While about half of Crimean Tatars have been allocated land, many claim they have not been given the prime plots which they believe they have a right to.
It is on the picturesque southern coast of the Crimea that the problem is at its worst.
This land is some of the most expensive and sought-after in Ukraine and to get a piece of it, a number of Crimean Tatars have resorted to desperate measures.
The Chulakova family have been homeless for 10 years.
Frustrated, they seized a plot of land near their former home and, like tens of thousands of people in the Crimea, they are squatters.
Twelve of them now share a cramped wooden shed they built themselves overlooking a bay near Yalta.
"This is a hard life and very unfair," says Mugube Chulakova who was deported as a child. "Our old house is not far away but we can not live there. It upsets me that we can't even live legally on this plot of land,"
About an hour's drive away back in Simferopol; a Russian pensioner is locked out of her own home.
Maria Ivanova shakes the rusty chain which is looped around the garden fence and stares through the chain link fence.
She claims her house and small plot of land was illegally seized by a Crimean Tatar.
"We've been living here for a long time, it was peaceful until they returned, now bad things have started to happen, everybody is afraid," says Maria.
Mustafa Jemilev spent years in jail fighting for the right to return
The relationship between Tatars who are Muslim and the local population of Ukrainians and ethnic Russians, who are mainly Orthodox, is not easy.
But, it is the issue of land which has polarised the two communities against each other.

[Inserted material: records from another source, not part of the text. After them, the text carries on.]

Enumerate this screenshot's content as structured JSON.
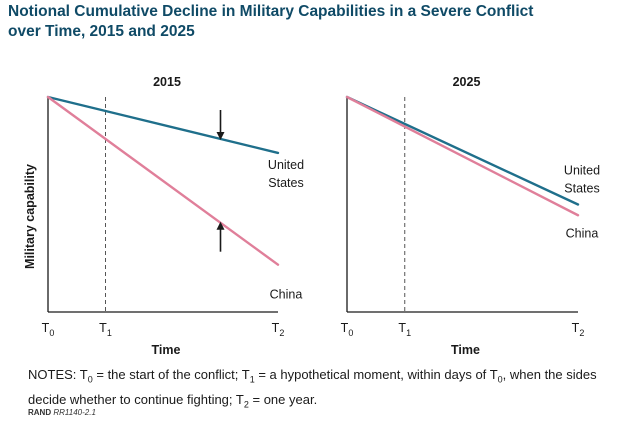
{
  "figure": {
    "title_line1": "Notional Cumulative Decline in Military Capabilities in a Severe Conflict",
    "title_line2": "over Time, 2015 and 2025",
    "notes_prefix": "NOTES: ",
    "notes_t0": "T",
    "notes_t0_sub": "0",
    "notes_t0_def": " = the start of the conflict; ",
    "notes_t1": "T",
    "notes_t1_sub": "1",
    "notes_t1_def": " = a hypothetical moment, within days of ",
    "notes_t0b": "T",
    "notes_t0b_sub": "0",
    "notes_t0b_def": ", when the sides decide whether to continue fighting; ",
    "notes_t2": "T",
    "notes_t2_sub": "2",
    "notes_t2_def": " = one year.",
    "source_org": "RAND ",
    "source_id": "RR1140-2.1"
  },
  "colors": {
    "united_states": "#1f6f8b",
    "china": "#e07f9a",
    "axis": "#1a1a1a",
    "title": "#0f4a66"
  },
  "chart_data": [
    {
      "type": "line",
      "title": "2015",
      "xlabel": "Time",
      "ylabel": "Military capability",
      "x_ticks": [
        {
          "main": "T",
          "sub": "0",
          "at": 0
        },
        {
          "main": "T",
          "sub": "1",
          "at": 0.25
        },
        {
          "main": "T",
          "sub": "2",
          "at": 1
        }
      ],
      "reference_line_x": 0.25,
      "xlim": [
        0,
        1
      ],
      "ylim": [
        0,
        1
      ],
      "series": [
        {
          "name": "United States",
          "name_lines": [
            "United",
            "States"
          ],
          "color": "#1f6f8b",
          "x": [
            0,
            1
          ],
          "y": [
            1.0,
            0.74
          ]
        },
        {
          "name": "China",
          "name_lines": [
            "China"
          ],
          "color": "#e07f9a",
          "x": [
            0,
            1
          ],
          "y": [
            1.0,
            0.22
          ]
        }
      ],
      "annotations": [
        {
          "type": "arrow-down",
          "x": 0.75,
          "y": 0.8
        },
        {
          "type": "arrow-up",
          "x": 0.75,
          "y": 0.42
        }
      ]
    },
    {
      "type": "line",
      "title": "2025",
      "xlabel": "Time",
      "ylabel": "",
      "x_ticks": [
        {
          "main": "T",
          "sub": "0",
          "at": 0
        },
        {
          "main": "T",
          "sub": "1",
          "at": 0.25
        },
        {
          "main": "T",
          "sub": "2",
          "at": 1
        }
      ],
      "reference_line_x": 0.25,
      "xlim": [
        0,
        1
      ],
      "ylim": [
        0,
        1
      ],
      "series": [
        {
          "name": "United States",
          "name_lines": [
            "United",
            "States"
          ],
          "color": "#1f6f8b",
          "x": [
            0,
            1
          ],
          "y": [
            1.0,
            0.5
          ]
        },
        {
          "name": "China",
          "name_lines": [
            "China"
          ],
          "color": "#e07f9a",
          "x": [
            0,
            1
          ],
          "y": [
            1.0,
            0.45
          ]
        }
      ],
      "annotations": []
    }
  ]
}
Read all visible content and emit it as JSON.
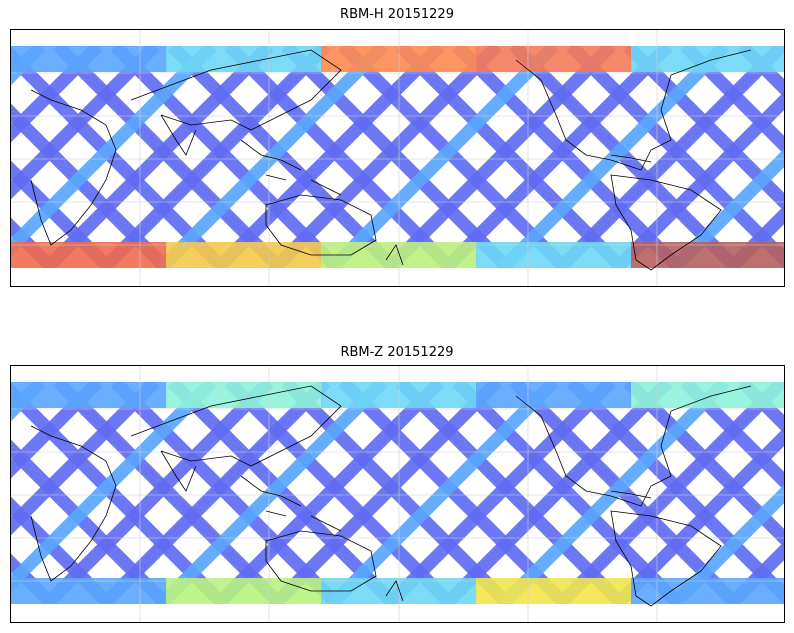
{
  "panels": [
    {
      "title": "RBM-H 20151229",
      "palette": {
        "primary": "#5f6cf2",
        "secondary": "#5aa6ff",
        "north_band": [
          "#5aa6ff",
          "#6ed7f5",
          "#ff8a50",
          "#f47a5a",
          "#6ed7f5"
        ],
        "south_band": [
          "#ef6b4f",
          "#f5c94a",
          "#bdf07c",
          "#6ed7f5",
          "#b76060"
        ]
      }
    },
    {
      "title": "RBM-Z 20151229",
      "palette": {
        "primary": "#5f6cf2",
        "secondary": "#5aa6ff",
        "north_band": [
          "#5aa6ff",
          "#8ff2d8",
          "#6ed7f5",
          "#5aa6ff",
          "#8ff2d8"
        ],
        "south_band": [
          "#5aa6ff",
          "#b8f280",
          "#6ed7f5",
          "#f2e64a",
          "#5aa6ff"
        ]
      }
    }
  ]
}
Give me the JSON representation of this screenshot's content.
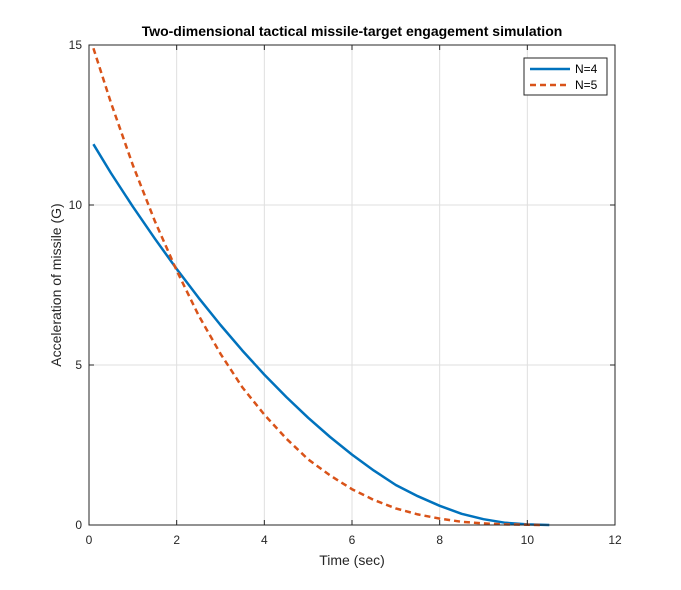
{
  "chart_data": {
    "type": "line",
    "title": "Two-dimensional tactical missile-target engagement simulation",
    "xlabel": "Time (sec)",
    "ylabel": "Acceleration of missile (G)",
    "xlim": [
      0,
      12
    ],
    "ylim": [
      0,
      15
    ],
    "xticks": [
      "0",
      "2",
      "4",
      "6",
      "8",
      "10",
      "12"
    ],
    "yticks": [
      "0",
      "5",
      "10",
      "15"
    ],
    "grid": true,
    "legend_position": "top-right",
    "series": [
      {
        "name": "N=4",
        "color": "#0072BD",
        "style": "solid",
        "x": [
          0.1,
          0.5,
          1,
          1.5,
          2,
          2.5,
          3,
          3.5,
          4,
          4.5,
          5,
          5.5,
          6,
          6.5,
          7,
          7.5,
          8,
          8.5,
          9,
          9.5,
          10,
          10.5
        ],
        "y": [
          11.9,
          11.0,
          9.95,
          8.95,
          8.0,
          7.1,
          6.25,
          5.45,
          4.7,
          4.0,
          3.35,
          2.75,
          2.2,
          1.7,
          1.25,
          0.9,
          0.6,
          0.35,
          0.18,
          0.07,
          0.02,
          0.0
        ]
      },
      {
        "name": "N=5",
        "color": "#D95319",
        "style": "dashed",
        "x": [
          0.1,
          0.5,
          1,
          1.5,
          2,
          2.5,
          3,
          3.5,
          4,
          4.5,
          5,
          5.5,
          6,
          6.5,
          7,
          7.5,
          8,
          8.5,
          9,
          9.5,
          10,
          10.3
        ],
        "y": [
          14.9,
          13.2,
          11.25,
          9.5,
          7.95,
          6.55,
          5.35,
          4.3,
          3.45,
          2.7,
          2.05,
          1.55,
          1.12,
          0.78,
          0.52,
          0.33,
          0.2,
          0.1,
          0.05,
          0.02,
          0.01,
          0.0
        ]
      }
    ]
  }
}
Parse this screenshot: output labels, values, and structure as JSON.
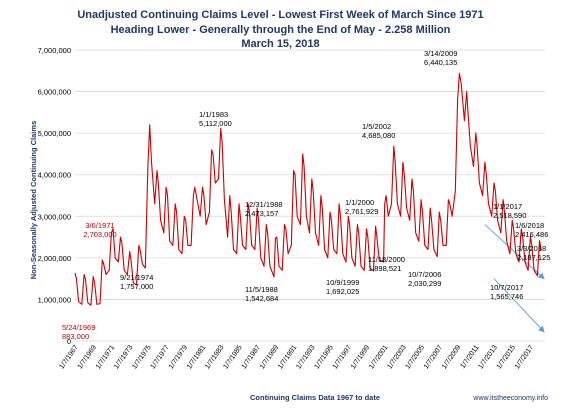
{
  "chart_data": {
    "type": "line",
    "title": "Unadjusted Continuing Claims Level - Lowest First Week of March Since 1971",
    "subtitle": "Heading Lower - Generally through the End of May - 2.258 Million",
    "date_line": "March 15, 2018",
    "ylabel": "Non-Seasonally Adjusted Continuing Claims",
    "xlabel": "Continuing Claims Data 1967 to date",
    "source": "www.itstheeconomy.info",
    "ylim": [
      0,
      7000000
    ],
    "y_ticks": [
      0,
      1000000,
      2000000,
      3000000,
      4000000,
      5000000,
      6000000,
      7000000
    ],
    "y_tick_labels": [
      "0",
      "1,000,000",
      "2,000,000",
      "3,000,000",
      "4,000,000",
      "5,000,000",
      "6,000,000",
      "7,000,000"
    ],
    "xlim": [
      1967.0,
      2018.6
    ],
    "x_tick_labels": [
      "1/7/1967",
      "1/7/1969",
      "1/7/1971",
      "1/7/1973",
      "1/7/1975",
      "1/7/1977",
      "1/7/1979",
      "1/7/1981",
      "1/7/1983",
      "1/7/1985",
      "1/7/1987",
      "1/7/1989",
      "1/7/1991",
      "1/7/1993",
      "1/7/1995",
      "1/7/1997",
      "1/7/1999",
      "1/7/2001",
      "1/7/2003",
      "1/7/2005",
      "1/7/2007",
      "1/7/2009",
      "1/7/2011",
      "1/7/2013",
      "1/7/2015",
      "1/7/2017"
    ],
    "line_color": "#cc0000",
    "series": [
      {
        "points": [
          [
            1967.0,
            1630000
          ],
          [
            1967.15,
            1500000
          ],
          [
            1967.4,
            950000
          ],
          [
            1967.75,
            880000
          ],
          [
            1968.0,
            1600000
          ],
          [
            1968.15,
            1480000
          ],
          [
            1968.4,
            920000
          ],
          [
            1968.75,
            860000
          ],
          [
            1969.0,
            1550000
          ],
          [
            1969.15,
            1400000
          ],
          [
            1969.4,
            883000
          ],
          [
            1969.75,
            900000
          ],
          [
            1970.0,
            1950000
          ],
          [
            1970.15,
            1850000
          ],
          [
            1970.4,
            1600000
          ],
          [
            1970.75,
            1700000
          ],
          [
            1971.0,
            2600000
          ],
          [
            1971.18,
            2703000
          ],
          [
            1971.4,
            2000000
          ],
          [
            1971.75,
            1900000
          ],
          [
            1972.0,
            2500000
          ],
          [
            1972.15,
            2350000
          ],
          [
            1972.4,
            1700000
          ],
          [
            1972.75,
            1600000
          ],
          [
            1973.0,
            2150000
          ],
          [
            1973.15,
            1950000
          ],
          [
            1973.4,
            1400000
          ],
          [
            1973.75,
            1350000
          ],
          [
            1974.0,
            2300000
          ],
          [
            1974.15,
            2200000
          ],
          [
            1974.4,
            1850000
          ],
          [
            1974.72,
            1757000
          ],
          [
            1975.0,
            4200000
          ],
          [
            1975.2,
            5200000
          ],
          [
            1975.4,
            4300000
          ],
          [
            1975.75,
            3300000
          ],
          [
            1976.0,
            4100000
          ],
          [
            1976.15,
            3800000
          ],
          [
            1976.4,
            2900000
          ],
          [
            1976.75,
            2600000
          ],
          [
            1977.0,
            3700000
          ],
          [
            1977.15,
            3500000
          ],
          [
            1977.4,
            2400000
          ],
          [
            1977.75,
            2300000
          ],
          [
            1978.0,
            3300000
          ],
          [
            1978.15,
            3100000
          ],
          [
            1978.4,
            2200000
          ],
          [
            1978.75,
            2100000
          ],
          [
            1979.0,
            3000000
          ],
          [
            1979.15,
            2900000
          ],
          [
            1979.4,
            2300000
          ],
          [
            1979.75,
            2300000
          ],
          [
            1980.0,
            3500000
          ],
          [
            1980.15,
            3700000
          ],
          [
            1980.4,
            3400000
          ],
          [
            1980.75,
            3000000
          ],
          [
            1981.0,
            3700000
          ],
          [
            1981.15,
            3500000
          ],
          [
            1981.4,
            2800000
          ],
          [
            1981.75,
            3100000
          ],
          [
            1982.0,
            4600000
          ],
          [
            1982.15,
            4500000
          ],
          [
            1982.4,
            3800000
          ],
          [
            1982.75,
            3900000
          ],
          [
            1983.0,
            5112000
          ],
          [
            1983.15,
            4800000
          ],
          [
            1983.4,
            3400000
          ],
          [
            1983.75,
            2500000
          ],
          [
            1984.0,
            3500000
          ],
          [
            1984.15,
            3100000
          ],
          [
            1984.4,
            2200000
          ],
          [
            1984.75,
            2100000
          ],
          [
            1985.0,
            3300000
          ],
          [
            1985.15,
            3000000
          ],
          [
            1985.4,
            2300000
          ],
          [
            1985.75,
            2200000
          ],
          [
            1986.0,
            3300000
          ],
          [
            1986.15,
            3100000
          ],
          [
            1986.4,
            2300000
          ],
          [
            1986.75,
            2200000
          ],
          [
            1987.0,
            3200000
          ],
          [
            1987.15,
            2900000
          ],
          [
            1987.4,
            2000000
          ],
          [
            1987.75,
            1800000
          ],
          [
            1988.0,
            2800000
          ],
          [
            1988.15,
            2600000
          ],
          [
            1988.4,
            1800000
          ],
          [
            1988.85,
            1542684
          ],
          [
            1989.0,
            2473157
          ],
          [
            1989.15,
            2500000
          ],
          [
            1989.4,
            1800000
          ],
          [
            1989.75,
            1700000
          ],
          [
            1990.0,
            2800000
          ],
          [
            1990.15,
            2700000
          ],
          [
            1990.4,
            2100000
          ],
          [
            1990.75,
            2300000
          ],
          [
            1991.0,
            4100000
          ],
          [
            1991.15,
            4000000
          ],
          [
            1991.4,
            3000000
          ],
          [
            1991.75,
            2800000
          ],
          [
            1992.0,
            4500000
          ],
          [
            1992.15,
            4200000
          ],
          [
            1992.4,
            3000000
          ],
          [
            1992.75,
            2600000
          ],
          [
            1993.0,
            3900000
          ],
          [
            1993.15,
            3600000
          ],
          [
            1993.4,
            2600000
          ],
          [
            1993.75,
            2300000
          ],
          [
            1994.0,
            3500000
          ],
          [
            1994.15,
            3200000
          ],
          [
            1994.4,
            2200000
          ],
          [
            1994.75,
            2000000
          ],
          [
            1995.0,
            3100000
          ],
          [
            1995.15,
            2900000
          ],
          [
            1995.4,
            2200000
          ],
          [
            1995.75,
            2100000
          ],
          [
            1996.0,
            3300000
          ],
          [
            1996.15,
            3000000
          ],
          [
            1996.4,
            2100000
          ],
          [
            1996.75,
            1900000
          ],
          [
            1997.0,
            3000000
          ],
          [
            1997.15,
            2800000
          ],
          [
            1997.4,
            2000000
          ],
          [
            1997.75,
            1800000
          ],
          [
            1998.0,
            2800000
          ],
          [
            1998.15,
            2600000
          ],
          [
            1998.4,
            1800000
          ],
          [
            1998.75,
            1700000
          ],
          [
            1999.0,
            2700000
          ],
          [
            1999.15,
            2500000
          ],
          [
            1999.4,
            1750000
          ],
          [
            1999.77,
            1692025
          ],
          [
            2000.0,
            2761929
          ],
          [
            2000.15,
            2500000
          ],
          [
            2000.4,
            1950000
          ],
          [
            2000.88,
            1898521
          ],
          [
            2001.0,
            3300000
          ],
          [
            2001.15,
            3500000
          ],
          [
            2001.4,
            3000000
          ],
          [
            2001.75,
            3300000
          ],
          [
            2002.0,
            4685080
          ],
          [
            2002.15,
            4300000
          ],
          [
            2002.4,
            3300000
          ],
          [
            2002.75,
            3000000
          ],
          [
            2003.0,
            4300000
          ],
          [
            2003.15,
            4000000
          ],
          [
            2003.4,
            3200000
          ],
          [
            2003.75,
            2900000
          ],
          [
            2004.0,
            3900000
          ],
          [
            2004.15,
            3600000
          ],
          [
            2004.4,
            2600000
          ],
          [
            2004.75,
            2400000
          ],
          [
            2005.0,
            3400000
          ],
          [
            2005.15,
            3100000
          ],
          [
            2005.4,
            2300000
          ],
          [
            2005.75,
            2200000
          ],
          [
            2006.0,
            3200000
          ],
          [
            2006.15,
            2900000
          ],
          [
            2006.4,
            2200000
          ],
          [
            2006.77,
            2030299
          ],
          [
            2007.0,
            3100000
          ],
          [
            2007.15,
            2900000
          ],
          [
            2007.4,
            2300000
          ],
          [
            2007.75,
            2300000
          ],
          [
            2008.0,
            3400000
          ],
          [
            2008.15,
            3300000
          ],
          [
            2008.4,
            3000000
          ],
          [
            2008.75,
            3600000
          ],
          [
            2009.0,
            5800000
          ],
          [
            2009.2,
            6440135
          ],
          [
            2009.4,
            6200000
          ],
          [
            2009.75,
            5300000
          ],
          [
            2010.0,
            6000000
          ],
          [
            2010.15,
            5500000
          ],
          [
            2010.4,
            4700000
          ],
          [
            2010.75,
            4200000
          ],
          [
            2011.0,
            5000000
          ],
          [
            2011.15,
            4700000
          ],
          [
            2011.4,
            3800000
          ],
          [
            2011.75,
            3500000
          ],
          [
            2012.0,
            4300000
          ],
          [
            2012.15,
            4000000
          ],
          [
            2012.4,
            3300000
          ],
          [
            2012.75,
            3000000
          ],
          [
            2013.0,
            3800000
          ],
          [
            2013.15,
            3600000
          ],
          [
            2013.4,
            2900000
          ],
          [
            2013.75,
            2600000
          ],
          [
            2014.0,
            3400000
          ],
          [
            2014.15,
            3100000
          ],
          [
            2014.4,
            2400000
          ],
          [
            2014.75,
            2100000
          ],
          [
            2015.0,
            2900000
          ],
          [
            2015.15,
            2700000
          ],
          [
            2015.4,
            2100000
          ],
          [
            2015.75,
            1900000
          ],
          [
            2016.0,
            2700000
          ],
          [
            2016.15,
            2500000
          ],
          [
            2016.4,
            1900000
          ],
          [
            2016.75,
            1700000
          ],
          [
            2017.0,
            2518590
          ],
          [
            2017.15,
            2300000
          ],
          [
            2017.4,
            1700000
          ],
          [
            2017.77,
            1565746
          ],
          [
            2018.0,
            2416486
          ],
          [
            2018.1,
            2300000
          ],
          [
            2018.17,
            2187125
          ]
        ]
      }
    ],
    "annotations": [
      {
        "date": "3/6/1971",
        "value": "2,703,000",
        "x": 1971.18,
        "y": 2703000,
        "color": "#c00000"
      },
      {
        "date": "5/24/1969",
        "value": "883,000",
        "x": 1969.4,
        "y": 883000,
        "color": "#c00000"
      },
      {
        "date": "9/21/1974",
        "value": "1,757,000",
        "x": 1974.72,
        "y": 1757000,
        "color": "#000000"
      },
      {
        "date": "1/1/1983",
        "value": "5,112,000",
        "x": 1983.0,
        "y": 5112000,
        "color": "#000000"
      },
      {
        "date": "12/31/1988",
        "value": "2,473,157",
        "x": 1989.0,
        "y": 2473157,
        "color": "#000000"
      },
      {
        "date": "11/5/1988",
        "value": "1,542,684",
        "x": 1988.85,
        "y": 1542684,
        "color": "#000000"
      },
      {
        "date": "10/9/1999",
        "value": "1,692,025",
        "x": 1999.77,
        "y": 1692025,
        "color": "#000000"
      },
      {
        "date": "1/1/2000",
        "value": "2,761,929",
        "x": 2000.0,
        "y": 2761929,
        "color": "#000000"
      },
      {
        "date": "1/5/2002",
        "value": "4,685,080",
        "x": 2002.0,
        "y": 4685080,
        "color": "#000000"
      },
      {
        "date": "11/18/2000",
        "value": "1,898,521",
        "x": 2000.88,
        "y": 1898521,
        "color": "#000000"
      },
      {
        "date": "10/7/2006",
        "value": "2,030,299",
        "x": 2006.77,
        "y": 2030299,
        "color": "#000000"
      },
      {
        "date": "3/14/2009",
        "value": "6,440,135",
        "x": 2009.2,
        "y": 6440135,
        "color": "#000000"
      },
      {
        "date": "1/1/2017",
        "value": "2,518,590",
        "x": 2017.0,
        "y": 2518590,
        "color": "#000000"
      },
      {
        "date": "1/6/2018",
        "value": "2,416,486",
        "x": 2018.0,
        "y": 2416486,
        "color": "#000000"
      },
      {
        "date": "3/3/2018",
        "value": "2,187,125",
        "x": 2018.17,
        "y": 2187125,
        "color": "#000000"
      },
      {
        "date": "10/7/2017",
        "value": "1,565,746",
        "x": 2017.77,
        "y": 1565746,
        "color": "#000000"
      }
    ],
    "trend_arrows": [
      {
        "from": [
          2012.0,
          2800000
        ],
        "to": [
          2018.5,
          1500000
        ]
      },
      {
        "from": [
          2013.0,
          1500000
        ],
        "to": [
          2018.5,
          220000
        ]
      }
    ],
    "trend_color": "#5b9bd5"
  }
}
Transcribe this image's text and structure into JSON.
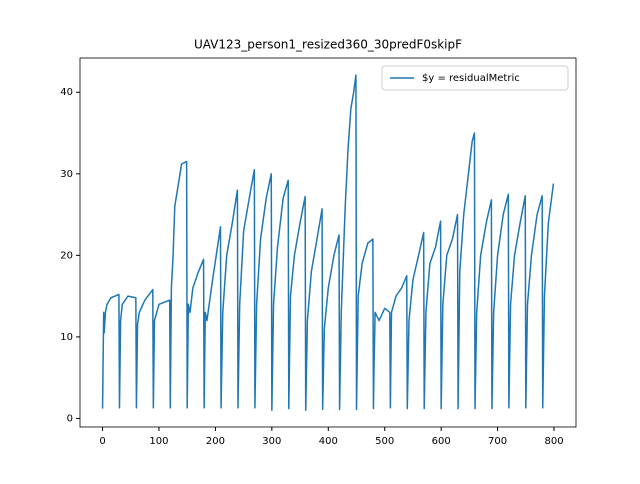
{
  "chart_data": {
    "type": "line",
    "title": "UAV123_person1_resized360_30predF0skipF",
    "x": [
      0,
      2,
      3,
      5,
      8,
      15,
      29,
      30,
      32,
      35,
      45,
      59,
      60,
      62,
      65,
      75,
      89,
      90,
      92,
      100,
      119,
      120,
      122,
      125,
      128,
      135,
      140,
      149,
      150,
      152,
      155,
      160,
      170,
      179,
      180,
      182,
      185,
      195,
      209,
      210,
      213,
      220,
      230,
      239,
      240,
      243,
      250,
      260,
      269,
      270,
      273,
      280,
      290,
      299,
      300,
      303,
      310,
      320,
      329,
      330,
      333,
      340,
      350,
      359,
      360,
      363,
      370,
      380,
      389,
      390,
      393,
      400,
      410,
      419,
      420,
      423,
      430,
      435,
      440,
      445,
      449,
      450,
      453,
      460,
      470,
      479,
      480,
      481,
      483,
      490,
      500,
      509,
      510,
      512,
      520,
      530,
      539,
      540,
      543,
      550,
      560,
      569,
      570,
      573,
      580,
      590,
      599,
      600,
      603,
      610,
      620,
      629,
      630,
      633,
      640,
      650,
      655,
      659,
      660,
      663,
      670,
      680,
      689,
      690,
      693,
      700,
      710,
      719,
      720,
      723,
      730,
      740,
      749,
      750,
      753,
      760,
      770,
      779,
      780,
      783,
      790,
      799
    ],
    "series": [
      {
        "name": "$y = residualMetric",
        "color": "#1f77b4",
        "values": [
          1.2,
          13,
          10.5,
          13,
          14,
          14.8,
          15.2,
          1.3,
          12,
          14,
          15,
          14.8,
          1.3,
          11.5,
          13,
          14.5,
          15.8,
          1.3,
          12,
          14,
          14.5,
          1.3,
          16,
          20,
          26,
          29,
          31.2,
          31.5,
          1.3,
          14,
          13,
          16,
          18,
          19.5,
          1.3,
          13,
          12,
          17,
          23.5,
          1.3,
          13,
          20,
          24,
          28,
          1.3,
          14,
          23,
          27,
          30.5,
          1.3,
          14,
          22,
          27,
          30,
          1,
          14,
          21,
          27,
          29.2,
          1.2,
          15,
          20,
          24,
          27.2,
          1,
          12,
          18,
          22,
          25.7,
          1.1,
          11,
          16,
          20,
          22.5,
          1.1,
          13,
          26,
          33,
          38,
          40,
          42.1,
          1.1,
          15,
          19,
          21.5,
          22,
          1.2,
          6,
          13,
          12,
          13.5,
          13,
          1.3,
          13,
          15,
          16,
          17.5,
          1.2,
          12,
          17,
          20,
          22.8,
          1.2,
          13,
          19,
          21,
          24.2,
          1.2,
          14,
          20,
          22,
          25,
          1.2,
          18,
          25,
          31,
          34,
          35,
          1.2,
          13,
          20,
          24,
          26.8,
          1.2,
          13,
          20,
          25,
          27.5,
          1.3,
          14,
          20,
          24,
          27.3,
          1.3,
          14,
          20,
          25,
          27.3,
          1.3,
          15,
          24,
          28.8
        ]
      }
    ],
    "xlim": [
      -39.95,
      838.95
    ],
    "ylim": [
      -1.05,
      44.2
    ],
    "xticks": [
      0,
      100,
      200,
      300,
      400,
      500,
      600,
      700,
      800
    ],
    "yticks": [
      0,
      10,
      20,
      30,
      40
    ],
    "legend": "upper right"
  }
}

Recently there has been increase in protests and violent clashes.
There has been calls for calm ahead of the 60th anniversary and protests have been banned.
Tens of thousands of Crimean Tatars are expected on the streets of the Crimean capital Simferopol to mark the day of remembrance on Tuesday.
Mustafa says he hopes that people will remember the victims with the dignity they deserve.
"We do not want revenge and we appeal to people that there should be no bloodshed," he said. "There is satisfaction that at last we are back in our motherland. We want to continue to gain our rights by peaceful means."